My family is from the RG valley and as a child I loved going down (from Chicago) to visit all our relatives every year at Christmas. I think he had a very dysfunctional family life which is why he needed to get away and find something else or some meaning to his life. It is very sad, but unfortunately true for him. He paints a very unflattering picture of the valley and Texas in general, but I don't think this was or is the case for everyone from down there. Many of my cousins are very successful and happy and returned back to Texas after leaving for school or other jobs. My parents and a brother are buried in Alamo, as that was my fathers wish to be buried in his birth place. I also have two sisters that have move from here to Texas. As an adult now I still continue to visit family when I can, and the valley will always hold a very special place in my heart. I'm very happy that Domingo has become very successful and look forward to more of his writings.

I put this book on reserve at the library as a result of hearing an interview of the author on NPR. It took eight weeks to get the book, as others were ahead of me in line for it. I almost went out and bought a copy. And, when it finally showed up at the library, I checked it out and started reading it. The next day, I went out and bought a copy! From the very first pages, I wanted my own copy, and I wanted my wife and two sons in their twenties to be able to read it. I wanted my nephew,my sisters, my brothers.............to be able to read it.If you are Mexican, living in the US, if you are Mexican-American from Texas, if you are white and married to a Mexican (as am I) you can find much in this book. Indeed, if you are none of the above, yet are a working class person who grew up in a family with many siblings and not always much money around, you can find part of yourself in this book. The book speaks to the experiences of adolescence in a way that is easy to read, and with a dose of humor always nearby. This book is a classic of the life and struggles of growing up Mexican in the United States. But it is so much more...............

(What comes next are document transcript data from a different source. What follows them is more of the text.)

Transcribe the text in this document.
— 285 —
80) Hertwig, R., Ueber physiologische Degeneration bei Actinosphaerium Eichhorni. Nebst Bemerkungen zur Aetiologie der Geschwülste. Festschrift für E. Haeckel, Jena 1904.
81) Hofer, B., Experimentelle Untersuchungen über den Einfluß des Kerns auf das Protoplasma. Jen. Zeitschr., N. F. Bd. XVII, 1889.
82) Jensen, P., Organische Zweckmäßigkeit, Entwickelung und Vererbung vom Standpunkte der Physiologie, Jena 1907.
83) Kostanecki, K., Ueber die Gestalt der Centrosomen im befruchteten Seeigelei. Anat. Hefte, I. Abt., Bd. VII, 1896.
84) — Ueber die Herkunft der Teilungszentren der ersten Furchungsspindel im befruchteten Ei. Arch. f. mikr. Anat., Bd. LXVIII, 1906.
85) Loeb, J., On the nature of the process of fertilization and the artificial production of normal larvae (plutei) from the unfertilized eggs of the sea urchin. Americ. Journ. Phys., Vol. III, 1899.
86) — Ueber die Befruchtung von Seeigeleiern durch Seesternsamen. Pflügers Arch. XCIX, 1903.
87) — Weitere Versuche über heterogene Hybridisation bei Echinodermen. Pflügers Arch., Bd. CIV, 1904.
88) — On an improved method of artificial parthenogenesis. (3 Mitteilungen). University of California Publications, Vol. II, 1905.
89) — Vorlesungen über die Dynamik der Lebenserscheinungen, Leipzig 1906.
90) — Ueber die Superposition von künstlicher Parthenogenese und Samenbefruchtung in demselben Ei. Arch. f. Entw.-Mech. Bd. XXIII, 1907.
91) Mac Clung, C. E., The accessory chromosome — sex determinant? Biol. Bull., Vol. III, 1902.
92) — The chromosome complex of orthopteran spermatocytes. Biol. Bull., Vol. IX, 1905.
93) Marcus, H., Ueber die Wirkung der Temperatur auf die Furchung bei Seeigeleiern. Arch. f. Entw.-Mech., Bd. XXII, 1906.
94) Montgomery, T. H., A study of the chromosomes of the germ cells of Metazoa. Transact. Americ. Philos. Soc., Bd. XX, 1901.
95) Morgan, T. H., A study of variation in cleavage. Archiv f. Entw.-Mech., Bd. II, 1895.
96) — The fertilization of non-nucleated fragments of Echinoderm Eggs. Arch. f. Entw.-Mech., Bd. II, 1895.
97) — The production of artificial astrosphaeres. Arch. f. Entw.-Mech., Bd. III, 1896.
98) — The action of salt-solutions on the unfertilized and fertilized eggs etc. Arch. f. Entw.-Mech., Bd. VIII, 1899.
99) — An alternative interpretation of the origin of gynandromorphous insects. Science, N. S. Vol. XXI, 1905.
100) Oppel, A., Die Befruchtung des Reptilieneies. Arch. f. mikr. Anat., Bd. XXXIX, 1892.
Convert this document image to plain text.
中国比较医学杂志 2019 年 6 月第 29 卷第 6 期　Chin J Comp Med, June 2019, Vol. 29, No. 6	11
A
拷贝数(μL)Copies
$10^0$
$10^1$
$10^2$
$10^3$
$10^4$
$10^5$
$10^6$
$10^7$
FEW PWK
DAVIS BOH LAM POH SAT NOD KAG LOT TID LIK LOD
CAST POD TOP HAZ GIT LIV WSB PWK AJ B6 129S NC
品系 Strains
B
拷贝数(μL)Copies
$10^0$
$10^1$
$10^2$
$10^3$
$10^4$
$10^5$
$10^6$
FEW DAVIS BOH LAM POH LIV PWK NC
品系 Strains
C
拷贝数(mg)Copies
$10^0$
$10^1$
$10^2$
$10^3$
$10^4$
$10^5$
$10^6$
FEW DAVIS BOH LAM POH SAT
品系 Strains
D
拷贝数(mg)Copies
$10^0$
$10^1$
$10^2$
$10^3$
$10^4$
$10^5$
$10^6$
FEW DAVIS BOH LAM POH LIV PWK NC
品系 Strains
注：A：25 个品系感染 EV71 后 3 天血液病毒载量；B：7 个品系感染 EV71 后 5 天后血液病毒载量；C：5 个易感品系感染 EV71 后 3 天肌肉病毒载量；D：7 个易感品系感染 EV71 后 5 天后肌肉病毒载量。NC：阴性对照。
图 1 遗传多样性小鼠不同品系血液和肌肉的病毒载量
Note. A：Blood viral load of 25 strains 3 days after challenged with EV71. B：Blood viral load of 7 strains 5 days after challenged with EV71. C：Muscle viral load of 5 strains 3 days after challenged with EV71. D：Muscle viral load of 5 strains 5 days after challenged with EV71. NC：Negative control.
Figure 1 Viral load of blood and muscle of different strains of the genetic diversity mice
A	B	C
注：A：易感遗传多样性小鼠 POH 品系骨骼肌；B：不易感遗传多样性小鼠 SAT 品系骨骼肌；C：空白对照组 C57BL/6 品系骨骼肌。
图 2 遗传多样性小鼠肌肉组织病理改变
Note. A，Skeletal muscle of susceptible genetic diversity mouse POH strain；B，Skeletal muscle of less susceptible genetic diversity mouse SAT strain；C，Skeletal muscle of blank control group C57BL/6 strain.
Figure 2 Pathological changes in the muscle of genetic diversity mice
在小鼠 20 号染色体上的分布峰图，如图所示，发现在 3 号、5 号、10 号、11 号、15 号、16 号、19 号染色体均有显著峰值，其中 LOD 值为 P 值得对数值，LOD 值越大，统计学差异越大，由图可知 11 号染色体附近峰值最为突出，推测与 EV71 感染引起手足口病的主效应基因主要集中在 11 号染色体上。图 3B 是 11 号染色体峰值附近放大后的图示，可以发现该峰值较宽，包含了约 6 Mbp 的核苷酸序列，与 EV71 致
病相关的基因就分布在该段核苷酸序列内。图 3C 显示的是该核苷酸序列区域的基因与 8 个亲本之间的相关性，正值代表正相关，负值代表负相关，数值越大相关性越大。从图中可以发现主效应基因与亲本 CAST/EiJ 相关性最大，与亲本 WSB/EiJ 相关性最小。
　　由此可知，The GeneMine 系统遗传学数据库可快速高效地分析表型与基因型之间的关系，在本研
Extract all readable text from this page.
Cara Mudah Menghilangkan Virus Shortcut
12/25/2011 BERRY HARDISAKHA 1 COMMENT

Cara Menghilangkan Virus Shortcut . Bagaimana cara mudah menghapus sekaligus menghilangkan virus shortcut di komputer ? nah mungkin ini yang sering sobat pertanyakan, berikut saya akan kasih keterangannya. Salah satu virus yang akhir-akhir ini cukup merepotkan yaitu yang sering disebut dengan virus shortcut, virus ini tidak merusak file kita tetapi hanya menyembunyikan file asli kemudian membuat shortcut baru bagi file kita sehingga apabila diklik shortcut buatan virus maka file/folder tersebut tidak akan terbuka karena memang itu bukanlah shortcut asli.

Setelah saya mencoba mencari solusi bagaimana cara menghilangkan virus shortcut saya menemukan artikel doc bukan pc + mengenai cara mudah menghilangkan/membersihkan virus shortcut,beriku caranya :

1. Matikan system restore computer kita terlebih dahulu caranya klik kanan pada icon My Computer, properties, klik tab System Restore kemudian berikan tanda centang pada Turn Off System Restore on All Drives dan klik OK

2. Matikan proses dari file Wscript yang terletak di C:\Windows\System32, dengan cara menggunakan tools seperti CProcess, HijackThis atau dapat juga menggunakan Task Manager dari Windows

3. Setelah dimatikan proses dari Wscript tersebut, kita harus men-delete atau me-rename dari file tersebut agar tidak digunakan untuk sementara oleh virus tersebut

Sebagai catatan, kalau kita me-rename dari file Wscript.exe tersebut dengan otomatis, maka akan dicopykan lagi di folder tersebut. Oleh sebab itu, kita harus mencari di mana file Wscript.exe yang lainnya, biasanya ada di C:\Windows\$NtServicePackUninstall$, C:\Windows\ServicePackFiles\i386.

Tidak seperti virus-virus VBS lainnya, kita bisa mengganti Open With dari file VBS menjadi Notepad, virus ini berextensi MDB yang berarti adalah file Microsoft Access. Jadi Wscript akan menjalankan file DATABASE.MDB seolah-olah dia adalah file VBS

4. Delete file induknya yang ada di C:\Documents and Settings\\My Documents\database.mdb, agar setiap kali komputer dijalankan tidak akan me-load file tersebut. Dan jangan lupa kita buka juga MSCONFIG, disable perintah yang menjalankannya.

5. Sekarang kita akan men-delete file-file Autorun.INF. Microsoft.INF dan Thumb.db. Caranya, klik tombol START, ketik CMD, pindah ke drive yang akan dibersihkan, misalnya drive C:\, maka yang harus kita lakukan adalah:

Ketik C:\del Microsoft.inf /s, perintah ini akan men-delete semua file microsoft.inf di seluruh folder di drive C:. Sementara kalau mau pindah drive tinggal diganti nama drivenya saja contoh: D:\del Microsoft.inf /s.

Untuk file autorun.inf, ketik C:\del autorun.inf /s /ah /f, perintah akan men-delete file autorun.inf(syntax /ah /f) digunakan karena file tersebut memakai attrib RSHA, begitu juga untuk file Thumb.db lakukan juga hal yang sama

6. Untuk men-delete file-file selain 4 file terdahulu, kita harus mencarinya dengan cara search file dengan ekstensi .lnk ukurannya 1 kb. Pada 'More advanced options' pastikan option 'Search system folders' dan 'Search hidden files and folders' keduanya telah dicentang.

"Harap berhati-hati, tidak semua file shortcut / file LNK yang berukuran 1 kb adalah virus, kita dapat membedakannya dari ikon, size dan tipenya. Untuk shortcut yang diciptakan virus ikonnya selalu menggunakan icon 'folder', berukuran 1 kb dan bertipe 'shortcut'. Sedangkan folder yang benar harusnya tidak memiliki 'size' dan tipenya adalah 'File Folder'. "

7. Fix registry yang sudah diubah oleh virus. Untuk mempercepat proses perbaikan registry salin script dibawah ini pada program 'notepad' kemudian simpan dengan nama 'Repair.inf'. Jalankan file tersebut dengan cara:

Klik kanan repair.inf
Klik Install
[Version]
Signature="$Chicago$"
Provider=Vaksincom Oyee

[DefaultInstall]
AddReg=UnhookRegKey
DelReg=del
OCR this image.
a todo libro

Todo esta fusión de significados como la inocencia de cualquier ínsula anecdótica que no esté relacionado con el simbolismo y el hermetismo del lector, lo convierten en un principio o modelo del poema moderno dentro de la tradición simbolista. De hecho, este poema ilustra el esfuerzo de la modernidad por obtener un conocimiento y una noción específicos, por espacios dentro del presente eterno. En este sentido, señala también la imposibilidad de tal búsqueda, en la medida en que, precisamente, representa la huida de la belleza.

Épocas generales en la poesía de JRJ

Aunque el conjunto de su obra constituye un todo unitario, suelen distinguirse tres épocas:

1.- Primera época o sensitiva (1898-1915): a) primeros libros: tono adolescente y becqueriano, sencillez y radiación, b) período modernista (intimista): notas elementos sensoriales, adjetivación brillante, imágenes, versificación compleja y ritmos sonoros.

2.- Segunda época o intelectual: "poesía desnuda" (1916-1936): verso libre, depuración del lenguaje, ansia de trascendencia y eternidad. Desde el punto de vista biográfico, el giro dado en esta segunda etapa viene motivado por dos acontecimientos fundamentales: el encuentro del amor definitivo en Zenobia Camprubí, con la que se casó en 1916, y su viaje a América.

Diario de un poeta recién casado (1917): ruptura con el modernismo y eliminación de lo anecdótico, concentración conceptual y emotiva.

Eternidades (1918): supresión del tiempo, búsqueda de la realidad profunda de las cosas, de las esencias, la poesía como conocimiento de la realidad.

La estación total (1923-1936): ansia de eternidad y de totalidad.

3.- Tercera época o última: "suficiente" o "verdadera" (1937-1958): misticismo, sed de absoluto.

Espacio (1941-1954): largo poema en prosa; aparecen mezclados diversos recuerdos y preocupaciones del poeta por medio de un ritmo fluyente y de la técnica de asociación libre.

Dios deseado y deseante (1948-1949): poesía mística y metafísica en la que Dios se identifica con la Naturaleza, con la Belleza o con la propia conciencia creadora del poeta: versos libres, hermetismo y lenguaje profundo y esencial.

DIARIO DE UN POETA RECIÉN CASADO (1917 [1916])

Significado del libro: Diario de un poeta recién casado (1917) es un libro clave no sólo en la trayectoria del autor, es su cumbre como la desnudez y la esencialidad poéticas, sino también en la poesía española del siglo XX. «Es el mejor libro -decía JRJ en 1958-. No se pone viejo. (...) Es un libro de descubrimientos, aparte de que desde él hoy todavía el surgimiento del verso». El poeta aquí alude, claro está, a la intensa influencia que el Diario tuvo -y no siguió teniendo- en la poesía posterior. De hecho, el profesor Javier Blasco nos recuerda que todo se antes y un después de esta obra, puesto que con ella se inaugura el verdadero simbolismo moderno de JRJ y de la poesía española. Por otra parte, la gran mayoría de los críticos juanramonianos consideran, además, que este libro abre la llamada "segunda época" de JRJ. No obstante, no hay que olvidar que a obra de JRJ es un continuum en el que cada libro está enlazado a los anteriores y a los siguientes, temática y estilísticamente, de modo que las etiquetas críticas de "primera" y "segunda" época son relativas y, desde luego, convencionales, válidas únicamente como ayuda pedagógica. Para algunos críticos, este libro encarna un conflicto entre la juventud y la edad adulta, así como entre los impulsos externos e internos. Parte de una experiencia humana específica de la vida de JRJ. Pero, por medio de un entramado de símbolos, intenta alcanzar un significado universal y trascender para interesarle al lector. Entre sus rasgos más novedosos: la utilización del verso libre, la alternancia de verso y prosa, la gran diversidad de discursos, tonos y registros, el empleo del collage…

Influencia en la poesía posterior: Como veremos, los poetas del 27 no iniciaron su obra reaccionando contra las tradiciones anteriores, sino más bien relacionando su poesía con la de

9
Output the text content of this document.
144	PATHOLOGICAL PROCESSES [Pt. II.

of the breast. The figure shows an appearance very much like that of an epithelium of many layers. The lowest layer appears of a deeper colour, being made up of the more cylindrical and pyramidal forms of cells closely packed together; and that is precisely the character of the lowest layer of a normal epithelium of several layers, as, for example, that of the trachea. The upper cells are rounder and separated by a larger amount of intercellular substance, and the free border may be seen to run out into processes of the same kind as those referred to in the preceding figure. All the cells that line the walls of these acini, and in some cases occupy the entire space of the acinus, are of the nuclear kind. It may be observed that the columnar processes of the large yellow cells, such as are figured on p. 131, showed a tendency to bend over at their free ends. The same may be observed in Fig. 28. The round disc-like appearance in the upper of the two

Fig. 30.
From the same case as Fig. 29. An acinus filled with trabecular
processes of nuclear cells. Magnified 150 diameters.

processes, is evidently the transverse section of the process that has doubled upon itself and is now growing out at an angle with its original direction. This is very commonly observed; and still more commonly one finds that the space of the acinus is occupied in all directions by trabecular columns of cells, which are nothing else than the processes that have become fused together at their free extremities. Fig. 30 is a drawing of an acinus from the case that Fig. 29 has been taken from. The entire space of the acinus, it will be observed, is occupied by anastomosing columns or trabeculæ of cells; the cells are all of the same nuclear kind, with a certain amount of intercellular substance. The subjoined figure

This memoir of growing up in poverty in a Texas border town got my attention early on and never let go. In this reflection of his own upbringing, the author paints vivid portraits of family members and friends and their places in the local culture, seen from the vantage of his own shifting impressions of them as he grows up. His sometimes harrowing tales of childhood in this Mexican-American town are compelling. The core of the book is the author's evolving insight into his identity and role in the world, his struggle to find and realize himself as he grows up, an effort that is still a work in progress. His depictions of himself and others are at times contradictory and unresolved, as when someone is looking at something at such close range that the shape as a whole isn't clearly outlined and the details sometimes seem contradictory. But that flaw of confusion bespeaks the honesty with which he tells his tale. After all, who among us can give a truly consistent and unambivalent account of, for example, our parents and our feelings of them throughout the years as our relationships with them and with ourselves change through the passage of time? By the end of the book, rather than being presented with a neatly concluded package the reader sees the author as someone whose search for himself continues.